Three different announcements from the World Health Organization (WHO) sent everyone into a frenzy. WHO recently released a shocking statement: wine can prevent and combat SARS!
Five minutes after the announcement, all the men had vanished from their homes. From workers to executives, from athletes to actresses, everyone flocked to the bars.
They drank wine as if it were water, savoring it with whatever snacks they could find: roasted peanuts, green guava, ripe star fruit, dried lizard, or pickled plums…
In restaurants, slogans were hung up: “Drink for your future and the safety of your family!”
At airports, tickets were waived for anyone carrying a bottle of wine.
In beauty pageants, anyone who smelled strongly of wine was immediately elected to the judging panel.

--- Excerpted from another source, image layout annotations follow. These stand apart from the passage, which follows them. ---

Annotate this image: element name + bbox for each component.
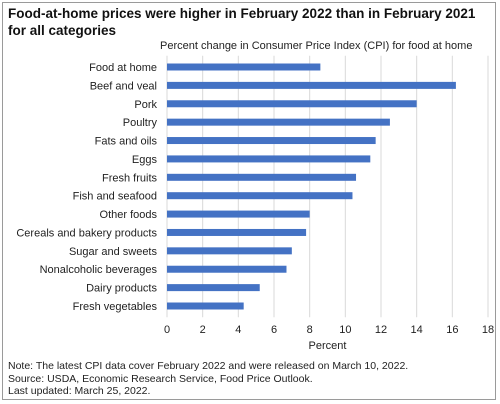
x-tick-label: 12 [375, 324, 387, 336]
x-tick-label: 8 [307, 324, 313, 336]
source-line: Source: USDA, Economic Research Service,… [8, 372, 313, 385]
bar [167, 63, 321, 71]
category-label: Sugar and sweets [69, 246, 158, 258]
bar [167, 265, 287, 273]
x-tick-label: 0 [164, 324, 170, 336]
category-label: Fresh vegetables [73, 301, 158, 313]
category-label: Fresh fruits [102, 172, 158, 184]
note-line: Note: The latest CPI data cover February… [8, 360, 409, 372]
bar [167, 137, 376, 145]
x-tick-label: 2 [200, 324, 206, 336]
bar [167, 100, 417, 108]
category-label: Dairy products [86, 283, 157, 295]
bar [167, 173, 357, 181]
bar [167, 155, 371, 163]
x-tick-label: 16 [446, 324, 458, 336]
bar [167, 284, 260, 292]
category-label: Fats and oils [95, 136, 158, 148]
category-label: Other foods [100, 209, 158, 221]
category-label: Fish and seafood [73, 191, 157, 203]
x-tick-label: 18 [482, 324, 494, 336]
chart-subtitle: Percent change in Consumer Price Index (… [160, 40, 473, 52]
bar [167, 302, 244, 310]
bar [167, 228, 307, 236]
x-tick-label: 10 [339, 324, 351, 336]
category-label: Food at home [89, 62, 157, 74]
bar [167, 118, 390, 126]
x-tick-label: 14 [411, 324, 423, 336]
x-axis-title: Percent [309, 340, 347, 352]
category-label: Cereals and bakery products [16, 227, 157, 239]
bar [167, 81, 456, 89]
category-label: Eggs [132, 154, 158, 166]
bar [167, 210, 310, 218]
updated-line: Last updated: March 25, 2022. [8, 385, 151, 397]
category-label: Nonalcoholic beverages [40, 264, 158, 276]
x-tick-label: 4 [235, 324, 241, 336]
chart-title: Food-at-home prices were higher in Febru… [8, 6, 476, 38]
category-label: Poultry [123, 117, 158, 129]
chart-notes: Note: The latest CPI data cover February… [8, 360, 488, 398]
x-tick-label: 6 [271, 324, 277, 336]
category-label: Pork [134, 99, 157, 111]
bar [167, 247, 292, 255]
bar [167, 192, 353, 200]
category-label: Beef and veal [90, 80, 157, 92]
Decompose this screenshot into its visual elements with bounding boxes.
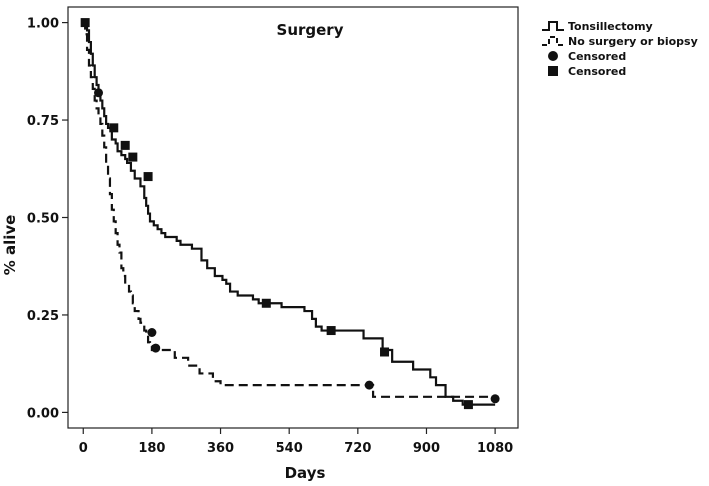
series-lines — [83, 21, 496, 406]
censor-marker-square — [143, 172, 153, 182]
axes: 0 180 360 540 720 900 1080 0.00 0.25 0.50 0.75 1.00 — [27, 6, 519, 456]
chart-title: Surgery — [277, 21, 344, 39]
y-tick-label: 0.50 — [27, 212, 59, 227]
y-tick-label: 0.25 — [27, 309, 59, 324]
y-tick-label: 1.00 — [27, 17, 59, 32]
x-tick-label: 180 — [138, 441, 165, 456]
x-tick-label: 1080 — [477, 441, 513, 456]
legend-label-censored-square: Censored — [568, 65, 626, 78]
censor-marker-square — [326, 326, 336, 336]
censor-marker-square — [80, 18, 90, 28]
x-tick-label: 720 — [344, 441, 371, 456]
series-line-no-surgery — [83, 21, 496, 398]
censor-marker-square — [380, 347, 390, 357]
censor-marker-square — [120, 140, 130, 150]
legend: Tonsillectomy No surgery or biopsy Censore… — [542, 20, 698, 78]
legend-swatch-censored-circle — [548, 51, 558, 61]
censor-marker-square — [109, 123, 119, 133]
censor-marker-circle — [94, 88, 104, 98]
x-tick-label: 900 — [413, 441, 440, 456]
legend-swatch-no-surgery — [542, 36, 564, 46]
censor-markers — [80, 18, 500, 410]
censor-marker-circle — [490, 394, 500, 404]
censor-marker-square — [463, 400, 473, 410]
series-line-tonsillectomy — [83, 21, 496, 406]
censor-marker-square — [128, 152, 138, 162]
y-axis-title: % alive — [1, 215, 19, 276]
censor-marker-circle — [147, 327, 157, 337]
censor-marker-square — [261, 298, 271, 308]
legend-swatch-tonsillectomy — [542, 21, 564, 31]
y-tick-label: 0.75 — [27, 114, 59, 129]
x-axis-title: Days — [285, 464, 326, 482]
legend-label-tonsillectomy: Tonsillectomy — [568, 20, 653, 33]
plot-frame — [67, 6, 519, 429]
censor-marker-circle — [364, 380, 374, 390]
legend-label-no-surgery: No surgery or biopsy — [568, 35, 698, 48]
legend-label-censored-circle: Censored — [568, 50, 626, 63]
censor-marker-circle — [151, 343, 161, 353]
y-tick-label: 0.00 — [27, 406, 59, 421]
x-tick-label: 0 — [79, 441, 88, 456]
legend-swatch-censored-square — [548, 66, 558, 76]
x-tick-label: 540 — [276, 441, 303, 456]
x-tick-label: 360 — [207, 441, 234, 456]
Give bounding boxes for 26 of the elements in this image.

But then, out of nowhere, doctors issued a new announcement: “Only white wine has any effect. Red wine is ineffective.”
Yet, for ages, most people have been drinking red wine.
Immediately, white wine became the next big trend.
A group of unscrupulous traders even began to counterfeit white wine by diluting red wine with water.
Then, out of the blue, the World Health Organization issued a correction. They stated: “Yes, wine can cure SARS, but it should not be drunk; it must be applied topically!”
Oh dear, chaos ensued. People began to slather wine on themselves as if it were high-end perfume.
Everyone was drenched in the scent of grapes.
People even mixed wine into their bathwater, soaking their clothes in wine barrels as if they were using soap.
Suddenly, with one final announcement, scientists declared: “To cure SARS, it is neither to drink nor to apply; you must carry a barrel of wine on your back and run around until you sweat!”